The Lost Sisters(9)

I was scared. Really, really, really scared.

“Is this fun?” you demanded, as though none of this fazed you. “Are you enjoying yourselves?”

Nicasia splashed you with water.

“Enormously,” Cardan said, just as your foot slipped and you went under.

You surfaced before I got close to you, taking shuddering breath after shuddering breath. But you still didn’t back down, didn’t beg, didn’t promise to do what he wanted. I wonder what it was that made you dig in your heels. Maybe it was the sheer unfairness of the way the deck was always stacked against us.

I tried to wade upstream, where it was shallower. On the bank, Locke watched me with an expression of polite interest, as though he were looking at a play unfolding on a stage. It was horrible. My skirts were so heavy and I was moving so slowly. My steps were uncertain.

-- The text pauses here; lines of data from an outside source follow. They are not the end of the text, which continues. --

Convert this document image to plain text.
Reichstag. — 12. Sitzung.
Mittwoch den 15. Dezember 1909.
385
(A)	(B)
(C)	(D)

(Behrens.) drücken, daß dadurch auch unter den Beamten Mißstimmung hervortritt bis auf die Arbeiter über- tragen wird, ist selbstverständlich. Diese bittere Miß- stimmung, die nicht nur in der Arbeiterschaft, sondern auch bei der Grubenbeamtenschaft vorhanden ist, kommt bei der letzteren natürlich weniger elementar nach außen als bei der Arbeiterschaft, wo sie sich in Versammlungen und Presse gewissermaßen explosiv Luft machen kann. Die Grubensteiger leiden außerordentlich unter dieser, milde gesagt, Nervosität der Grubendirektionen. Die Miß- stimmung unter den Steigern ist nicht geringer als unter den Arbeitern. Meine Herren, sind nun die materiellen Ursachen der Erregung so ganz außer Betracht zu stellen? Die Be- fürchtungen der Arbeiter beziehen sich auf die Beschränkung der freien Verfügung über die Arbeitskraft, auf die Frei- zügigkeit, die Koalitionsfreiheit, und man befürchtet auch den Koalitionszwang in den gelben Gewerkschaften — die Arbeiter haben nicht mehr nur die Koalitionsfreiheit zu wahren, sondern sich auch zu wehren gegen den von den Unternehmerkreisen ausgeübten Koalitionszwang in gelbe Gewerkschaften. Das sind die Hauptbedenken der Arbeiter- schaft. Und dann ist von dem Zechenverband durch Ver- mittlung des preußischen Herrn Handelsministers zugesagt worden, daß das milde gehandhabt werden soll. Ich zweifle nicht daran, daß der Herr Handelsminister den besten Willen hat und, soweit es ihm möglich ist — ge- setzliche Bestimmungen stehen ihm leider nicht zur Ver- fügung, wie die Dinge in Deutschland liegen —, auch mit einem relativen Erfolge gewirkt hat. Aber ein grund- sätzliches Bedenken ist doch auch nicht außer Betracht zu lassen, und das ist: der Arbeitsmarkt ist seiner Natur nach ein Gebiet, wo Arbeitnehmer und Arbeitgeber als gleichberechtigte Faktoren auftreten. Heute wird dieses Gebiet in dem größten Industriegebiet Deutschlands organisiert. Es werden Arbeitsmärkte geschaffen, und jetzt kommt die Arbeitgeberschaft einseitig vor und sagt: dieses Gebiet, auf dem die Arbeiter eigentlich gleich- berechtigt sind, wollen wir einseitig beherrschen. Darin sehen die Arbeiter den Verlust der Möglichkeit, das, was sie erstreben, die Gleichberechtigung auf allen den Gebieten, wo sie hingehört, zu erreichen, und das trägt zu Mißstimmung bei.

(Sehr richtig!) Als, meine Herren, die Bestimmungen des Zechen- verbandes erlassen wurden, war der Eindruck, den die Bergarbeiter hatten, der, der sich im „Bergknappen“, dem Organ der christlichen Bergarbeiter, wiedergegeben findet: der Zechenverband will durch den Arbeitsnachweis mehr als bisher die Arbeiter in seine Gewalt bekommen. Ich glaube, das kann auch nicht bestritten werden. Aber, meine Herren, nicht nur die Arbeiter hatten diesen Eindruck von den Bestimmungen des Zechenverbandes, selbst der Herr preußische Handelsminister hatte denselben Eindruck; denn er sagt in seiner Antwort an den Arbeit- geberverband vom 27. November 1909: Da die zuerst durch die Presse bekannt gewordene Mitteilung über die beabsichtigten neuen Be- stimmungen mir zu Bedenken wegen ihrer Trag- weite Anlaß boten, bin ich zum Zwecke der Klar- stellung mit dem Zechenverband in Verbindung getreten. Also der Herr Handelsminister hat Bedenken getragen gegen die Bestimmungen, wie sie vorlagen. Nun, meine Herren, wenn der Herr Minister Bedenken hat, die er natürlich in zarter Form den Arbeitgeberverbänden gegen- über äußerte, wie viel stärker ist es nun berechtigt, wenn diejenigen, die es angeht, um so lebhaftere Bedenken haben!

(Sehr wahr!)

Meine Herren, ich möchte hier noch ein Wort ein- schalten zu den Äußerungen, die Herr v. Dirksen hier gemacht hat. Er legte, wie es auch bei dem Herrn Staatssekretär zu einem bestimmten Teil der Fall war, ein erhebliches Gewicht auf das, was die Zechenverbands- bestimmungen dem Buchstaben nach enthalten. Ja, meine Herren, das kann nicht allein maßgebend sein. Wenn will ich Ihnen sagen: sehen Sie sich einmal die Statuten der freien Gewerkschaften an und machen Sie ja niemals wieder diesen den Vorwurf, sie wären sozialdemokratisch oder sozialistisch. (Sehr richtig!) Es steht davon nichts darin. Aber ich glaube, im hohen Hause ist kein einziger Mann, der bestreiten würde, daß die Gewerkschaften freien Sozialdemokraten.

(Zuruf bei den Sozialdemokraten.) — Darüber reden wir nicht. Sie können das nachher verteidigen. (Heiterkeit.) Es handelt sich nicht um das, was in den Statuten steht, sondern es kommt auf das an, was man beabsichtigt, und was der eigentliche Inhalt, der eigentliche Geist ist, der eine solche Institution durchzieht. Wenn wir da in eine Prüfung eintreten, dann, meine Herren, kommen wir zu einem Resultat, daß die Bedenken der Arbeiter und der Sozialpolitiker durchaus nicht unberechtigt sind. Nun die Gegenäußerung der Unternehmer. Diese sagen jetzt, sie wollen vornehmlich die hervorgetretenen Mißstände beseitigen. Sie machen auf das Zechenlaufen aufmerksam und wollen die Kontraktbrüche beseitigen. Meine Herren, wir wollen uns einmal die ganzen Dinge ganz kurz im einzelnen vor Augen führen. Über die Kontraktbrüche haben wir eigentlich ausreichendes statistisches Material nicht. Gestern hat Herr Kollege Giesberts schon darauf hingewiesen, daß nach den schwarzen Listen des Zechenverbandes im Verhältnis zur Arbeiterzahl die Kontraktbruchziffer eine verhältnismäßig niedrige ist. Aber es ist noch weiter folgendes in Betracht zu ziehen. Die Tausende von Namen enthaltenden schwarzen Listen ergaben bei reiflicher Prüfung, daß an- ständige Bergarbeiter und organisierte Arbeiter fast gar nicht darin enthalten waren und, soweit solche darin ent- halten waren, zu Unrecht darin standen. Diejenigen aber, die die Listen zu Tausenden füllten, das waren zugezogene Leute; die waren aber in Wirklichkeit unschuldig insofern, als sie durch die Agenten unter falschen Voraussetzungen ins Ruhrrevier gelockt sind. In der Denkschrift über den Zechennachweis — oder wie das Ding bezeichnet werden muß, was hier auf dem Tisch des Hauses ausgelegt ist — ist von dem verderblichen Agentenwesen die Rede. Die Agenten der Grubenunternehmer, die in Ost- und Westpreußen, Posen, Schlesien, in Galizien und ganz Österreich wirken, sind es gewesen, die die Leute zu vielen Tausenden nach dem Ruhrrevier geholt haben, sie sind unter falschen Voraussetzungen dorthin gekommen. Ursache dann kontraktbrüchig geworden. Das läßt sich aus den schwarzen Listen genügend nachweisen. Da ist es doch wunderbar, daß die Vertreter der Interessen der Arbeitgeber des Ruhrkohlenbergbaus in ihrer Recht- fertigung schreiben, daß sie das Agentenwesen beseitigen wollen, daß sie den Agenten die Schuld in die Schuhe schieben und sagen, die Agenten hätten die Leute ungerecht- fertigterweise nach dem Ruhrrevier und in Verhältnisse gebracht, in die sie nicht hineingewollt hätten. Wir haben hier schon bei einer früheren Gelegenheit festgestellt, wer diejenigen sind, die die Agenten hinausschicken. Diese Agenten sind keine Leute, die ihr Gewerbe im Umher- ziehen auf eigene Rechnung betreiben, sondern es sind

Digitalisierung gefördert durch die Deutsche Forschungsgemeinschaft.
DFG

“Twin sister,” Cardan said, turning to me. “I have a most generous offer for you. Climb up the bank and kiss me on both my cheeks. Once that’s done, so long as you don’t defend your sister by word or deed, I won’t hold you accountable for her defiance. Now, isn’t that a good bargain?”

“Go,” you said firmly. “I’ll be fine.”

I looked at Prince Cardan. A little smile pulled up the corner of his mouth. I had been in Faerie long enough to read between the lines of promises. He wouldn’t hold what you’d done against me. But he’d made no promises about what I’d done.

What were the chances he knew all? I wanted out of the river, away from the nixies and the current. I wanted to know that I wasn’t going to drown or be eaten. And though I suppose there was a certain nobility in staying in the water with you, it wasn’t as though it would help anything.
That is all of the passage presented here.